International Criminal Court: Say 'no' to US attack on international justice

In recent months, the US has been approaching governments requesting them to enter into unlawful agreements that they will not surrender US nationals accused of genocide, crimes against humanity and war crimes to the new International Criminal Court. In many cases, the US government is threatening to withdraw military assistance from countries that will not agree.

Already four states - East Timor, Israel, Romania and Tajikistan - have signed these impunity agreements.

Amnesty International's petition - http://web.amnesty.org/web/icc_petition.nsf - calls on all states to refuse to sign such impunity agreements with the US.
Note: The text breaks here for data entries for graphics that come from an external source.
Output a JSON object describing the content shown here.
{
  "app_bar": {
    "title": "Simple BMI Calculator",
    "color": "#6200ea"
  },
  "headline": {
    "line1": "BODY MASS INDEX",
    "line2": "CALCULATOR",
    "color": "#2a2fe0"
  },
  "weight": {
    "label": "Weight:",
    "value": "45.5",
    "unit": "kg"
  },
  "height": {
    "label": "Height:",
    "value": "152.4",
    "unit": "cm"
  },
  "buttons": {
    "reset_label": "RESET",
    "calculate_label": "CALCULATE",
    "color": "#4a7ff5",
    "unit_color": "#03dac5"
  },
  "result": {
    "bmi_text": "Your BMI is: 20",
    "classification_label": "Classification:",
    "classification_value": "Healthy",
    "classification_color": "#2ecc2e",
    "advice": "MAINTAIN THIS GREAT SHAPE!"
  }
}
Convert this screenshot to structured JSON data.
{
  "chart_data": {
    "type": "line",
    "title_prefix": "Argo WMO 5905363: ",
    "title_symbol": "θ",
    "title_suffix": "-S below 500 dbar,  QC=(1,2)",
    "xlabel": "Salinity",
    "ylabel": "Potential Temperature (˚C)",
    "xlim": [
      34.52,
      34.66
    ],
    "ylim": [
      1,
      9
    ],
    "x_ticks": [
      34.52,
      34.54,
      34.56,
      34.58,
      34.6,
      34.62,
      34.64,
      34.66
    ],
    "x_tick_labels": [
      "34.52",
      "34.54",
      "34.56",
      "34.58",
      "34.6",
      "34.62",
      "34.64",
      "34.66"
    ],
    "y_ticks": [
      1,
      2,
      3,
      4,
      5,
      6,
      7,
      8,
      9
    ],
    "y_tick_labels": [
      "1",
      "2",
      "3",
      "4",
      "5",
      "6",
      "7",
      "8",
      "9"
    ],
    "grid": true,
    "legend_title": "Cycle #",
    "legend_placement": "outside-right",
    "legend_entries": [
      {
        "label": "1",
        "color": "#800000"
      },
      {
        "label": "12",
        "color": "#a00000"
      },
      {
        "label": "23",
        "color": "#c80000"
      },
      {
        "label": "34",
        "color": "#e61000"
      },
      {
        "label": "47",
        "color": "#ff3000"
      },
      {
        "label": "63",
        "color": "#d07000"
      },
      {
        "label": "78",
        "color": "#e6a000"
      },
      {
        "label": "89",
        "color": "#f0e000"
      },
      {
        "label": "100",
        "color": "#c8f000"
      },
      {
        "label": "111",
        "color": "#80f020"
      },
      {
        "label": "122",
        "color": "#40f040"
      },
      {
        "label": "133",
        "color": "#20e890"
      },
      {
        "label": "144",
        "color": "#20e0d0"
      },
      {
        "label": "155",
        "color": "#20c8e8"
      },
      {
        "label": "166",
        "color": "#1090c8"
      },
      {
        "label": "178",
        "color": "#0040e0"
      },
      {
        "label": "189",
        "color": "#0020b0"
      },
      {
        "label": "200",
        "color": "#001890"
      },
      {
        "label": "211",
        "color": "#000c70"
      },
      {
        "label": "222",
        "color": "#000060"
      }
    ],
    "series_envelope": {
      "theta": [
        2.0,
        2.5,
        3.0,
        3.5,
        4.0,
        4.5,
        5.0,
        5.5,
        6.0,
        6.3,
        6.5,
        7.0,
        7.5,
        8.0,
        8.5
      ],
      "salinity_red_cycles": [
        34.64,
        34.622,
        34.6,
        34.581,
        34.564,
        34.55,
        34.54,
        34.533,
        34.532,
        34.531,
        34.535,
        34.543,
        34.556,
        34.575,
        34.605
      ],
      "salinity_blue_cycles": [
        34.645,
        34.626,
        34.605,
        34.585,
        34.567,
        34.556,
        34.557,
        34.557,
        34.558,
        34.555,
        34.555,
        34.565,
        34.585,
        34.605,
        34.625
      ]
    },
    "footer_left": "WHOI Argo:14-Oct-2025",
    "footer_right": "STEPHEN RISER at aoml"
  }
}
The petition will be open for signature for one month and will be sent to governments worldwide. Signatures received by 27 September will also be sent to EU Ministers of Foreign Affairs in advance of their meet on 30 September to consider their position on the issue.

Background

The Rome Statute of the International Criminal Court entered into force on 1 July 2002. As of 15 September 2002, 79 states had ratified it; 139 states have signed it. The USA has been the only state actively to oppose the establishment of the International Criminal Court. Since the adoption of the Rome Statute in July 1998, the USA has sought an exemption for US nationals from the jurisdiction of the Court.

Amnesty International, other NGOs and governments have repeatedly demonstrated that US fears that the Court could be used for politically motivated prosecutions against US nationals have no basis since the Rome Statute contains substantial safeguards and fair trial guarantees.